Per la prima missione sono previsti € 48,7 miliardi. È innegabile che siamo ancora molto indietro riguardo al tema della digitalizzazione e che ci vogliono interventi massicci per evitare le figuracce di questa primavera quando è andato in tilt il sito dell’INPS per troppi utenti collegati. Nel piano si parla di digitalizzare l’intera Pubblica Amministrazione riducendo così costi sia in termini monetari che di tempo da parte di cittadini ed imprese. L’ottimismo della misura un po’ scema nel pensare che poi gli investimenti debbano essere aggiornati e rifinanziati di continuo vista la velocità del progresso tecnologico.

La missione della Rivoluzione Verde e Transizione Ecologica prevede uno stanziamento di ben € 74,3 miliardi; l’imponente divario di stanziamento con le altre missioni è dovuto dal fatto che uno degli obiettivi dell’Unione Europea (fissati dall’European Green Deal) è la sostenibilità ambientale e la neutralità climatica nel 2050. L’obiettivo, secondo il piano, verrebbe raggiunto sia incentivando le imprese a produrre in maniera ecologica, ad esempio favorendo l’utilizzo di energie rinnovabili, sia proponendo incentivi anche ai cittadini (uno di questi, ad esempio, è il Superbonus 110%).

Per le infrastrutture sono stati destinati € 27,7 miliardi. Con questi fondi c’è in programma di migliorare alcune linee dell’alta velocità già esistenti e l’intento di portare l’alta velocità al Sud.

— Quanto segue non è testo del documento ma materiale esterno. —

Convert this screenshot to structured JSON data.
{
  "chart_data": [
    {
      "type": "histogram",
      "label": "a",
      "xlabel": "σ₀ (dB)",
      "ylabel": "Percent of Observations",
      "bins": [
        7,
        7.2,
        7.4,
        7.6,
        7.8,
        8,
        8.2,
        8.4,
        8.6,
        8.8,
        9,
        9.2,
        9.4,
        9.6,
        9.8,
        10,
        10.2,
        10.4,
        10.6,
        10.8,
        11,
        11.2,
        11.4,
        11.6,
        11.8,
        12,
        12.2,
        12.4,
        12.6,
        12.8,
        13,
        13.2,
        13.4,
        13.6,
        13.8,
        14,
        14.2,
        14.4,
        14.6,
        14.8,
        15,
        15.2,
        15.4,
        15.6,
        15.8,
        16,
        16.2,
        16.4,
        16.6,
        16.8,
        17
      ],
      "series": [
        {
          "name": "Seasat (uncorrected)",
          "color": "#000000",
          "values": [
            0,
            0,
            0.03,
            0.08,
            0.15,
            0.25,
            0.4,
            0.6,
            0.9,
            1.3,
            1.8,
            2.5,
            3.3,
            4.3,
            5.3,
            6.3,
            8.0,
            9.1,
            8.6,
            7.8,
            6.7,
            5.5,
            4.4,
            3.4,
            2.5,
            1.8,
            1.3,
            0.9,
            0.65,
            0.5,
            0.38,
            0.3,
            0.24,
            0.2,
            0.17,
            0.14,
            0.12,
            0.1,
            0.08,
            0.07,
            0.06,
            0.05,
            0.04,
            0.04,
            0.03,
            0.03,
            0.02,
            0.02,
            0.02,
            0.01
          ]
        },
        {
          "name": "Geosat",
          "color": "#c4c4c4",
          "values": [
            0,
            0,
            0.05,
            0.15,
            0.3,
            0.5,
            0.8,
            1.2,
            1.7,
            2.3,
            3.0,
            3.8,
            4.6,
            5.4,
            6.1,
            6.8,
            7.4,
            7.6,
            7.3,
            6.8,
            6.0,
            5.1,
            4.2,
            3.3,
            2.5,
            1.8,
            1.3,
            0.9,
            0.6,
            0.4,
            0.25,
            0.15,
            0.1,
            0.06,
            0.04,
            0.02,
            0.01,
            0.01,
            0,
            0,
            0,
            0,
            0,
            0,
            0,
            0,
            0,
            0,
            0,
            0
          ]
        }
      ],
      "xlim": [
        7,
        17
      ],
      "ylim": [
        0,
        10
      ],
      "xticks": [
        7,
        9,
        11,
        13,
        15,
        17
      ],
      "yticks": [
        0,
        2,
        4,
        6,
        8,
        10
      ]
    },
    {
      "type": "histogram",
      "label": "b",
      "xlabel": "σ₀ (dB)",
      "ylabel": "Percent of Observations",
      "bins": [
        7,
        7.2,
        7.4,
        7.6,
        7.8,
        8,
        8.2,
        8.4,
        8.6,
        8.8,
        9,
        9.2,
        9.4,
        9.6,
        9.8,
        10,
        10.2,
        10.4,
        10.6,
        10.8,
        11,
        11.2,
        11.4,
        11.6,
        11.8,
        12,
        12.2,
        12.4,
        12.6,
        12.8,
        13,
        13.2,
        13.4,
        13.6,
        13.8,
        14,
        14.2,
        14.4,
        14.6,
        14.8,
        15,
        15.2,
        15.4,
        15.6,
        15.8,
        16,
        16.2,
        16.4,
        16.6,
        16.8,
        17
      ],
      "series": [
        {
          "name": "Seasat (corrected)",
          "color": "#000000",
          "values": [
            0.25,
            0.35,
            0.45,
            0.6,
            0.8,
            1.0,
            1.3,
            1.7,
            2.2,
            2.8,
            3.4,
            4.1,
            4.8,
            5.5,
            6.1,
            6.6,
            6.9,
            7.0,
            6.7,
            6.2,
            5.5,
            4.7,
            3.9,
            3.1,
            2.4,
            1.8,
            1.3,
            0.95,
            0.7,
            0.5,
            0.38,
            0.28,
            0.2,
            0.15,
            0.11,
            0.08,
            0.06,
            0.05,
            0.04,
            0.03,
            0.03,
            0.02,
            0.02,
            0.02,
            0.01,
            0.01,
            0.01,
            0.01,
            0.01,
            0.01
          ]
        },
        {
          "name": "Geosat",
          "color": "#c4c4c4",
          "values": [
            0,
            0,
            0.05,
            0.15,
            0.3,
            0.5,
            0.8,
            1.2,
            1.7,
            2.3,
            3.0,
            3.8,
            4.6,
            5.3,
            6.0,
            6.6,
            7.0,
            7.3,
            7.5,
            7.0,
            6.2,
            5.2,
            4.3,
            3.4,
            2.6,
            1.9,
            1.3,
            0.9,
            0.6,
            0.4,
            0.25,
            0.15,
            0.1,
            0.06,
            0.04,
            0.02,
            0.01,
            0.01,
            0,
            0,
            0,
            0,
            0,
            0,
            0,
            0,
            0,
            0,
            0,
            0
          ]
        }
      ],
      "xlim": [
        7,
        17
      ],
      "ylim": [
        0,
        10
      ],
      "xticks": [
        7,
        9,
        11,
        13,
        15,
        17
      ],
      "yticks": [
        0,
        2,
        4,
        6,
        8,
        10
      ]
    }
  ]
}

Quest’ultimo è un obiettivo dichiarato da anni e grazie al Recovery Fund si intravede un barlume di speranza per il suo raggiungimento.

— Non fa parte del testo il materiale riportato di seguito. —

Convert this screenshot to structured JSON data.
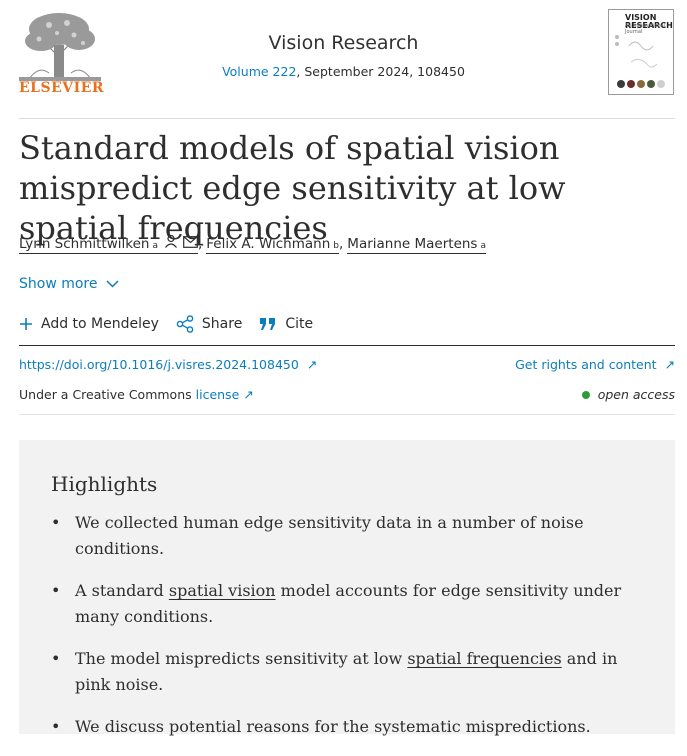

Sul fronte dell’istruzione e della ricerca sono stanziati € 19,2 miliardi che dovrebbero esser utili per limitare i divari territoriali, per ridurre la dispersione scolastica, per potenziare la didattica STEM (ovvero le materie scientifiche, tecnologiche, ingegneristiche e matematiche), per rafforzare la R&S (ricerca e sviluppo) e per attuare politiche di sostegno all’innovazione delle PMI (piccole e medie imprese). Tutto molto bello: purtroppo, leggendo il piano, non è scritto nulla circa le misure da adottare per raggiungere tali risultati.

Per la missione “Parità di genere, coesione sociale e territoriale” è previsto lo stanziamento di € 17,1 miliardi. In questa missione sono previste le misure che riguardano le politiche del lavoro e le politiche sociali. Molto spazio è dedicato al lavoro femminile prevedendo sgravi contributivi, la creazione di un fondo per l’impresa femminile e il rinnovo dell’opzione donna. Quello che fa riflettere, invece, è la quota destinata ai giovani e alle politiche del lavoro: sono stati stanziati solo 3,2 miliardi. Non credo che sia azzardato dire che dal M5S, partito di maggioranza di Governo, quello che avrebbe dovuto rivoluzionare il mondo del lavoro con il modello tedesco, ci sarebbe dovuta essere più attenzione riguardo la problematica del lavoro, in particolare quello giovanile.

Arriviamo, infine, all’importo stanziato per il comparto sanitario: € 9 miliardi. Sì, non è un errore di battitura. Sono nove i miliardi destinati alla sanità. Abbiamo constatato sulla nostra pelle (e lo stiamo tutt’ora constatando) come una sanità efficace ed efficiente sia importante per un paese; certo, non doveva essere una pandemia a farcelo notare visto che in Italia la salute è costituzionalmente garantita, ma a forza di tagli effettuati negli anni passati il paese si è ritrovato a gestire l’epidemia da Covid-19 con delle strutture tecnologicamente vecchie e con posti letto limitati. Visto il rifiuto continuo del Governo all’utilizzo del MES sanitario (che vale 36 miliardi) lo stanziamento, a mio avviso, sarebbe dovuto essere sicuramente maggiore.

Dopo aver letto il piano così redatto, la prima domanda che mi sono posto è stata: saremo in grado di raggiungere tutti questi ambiziosi obiettivi, non sprecando questa opportunità enorme che è stata data al nostro paese? Uno più bravo di me avrebbe risposto: “Ai posteri l’ardua sentenza”.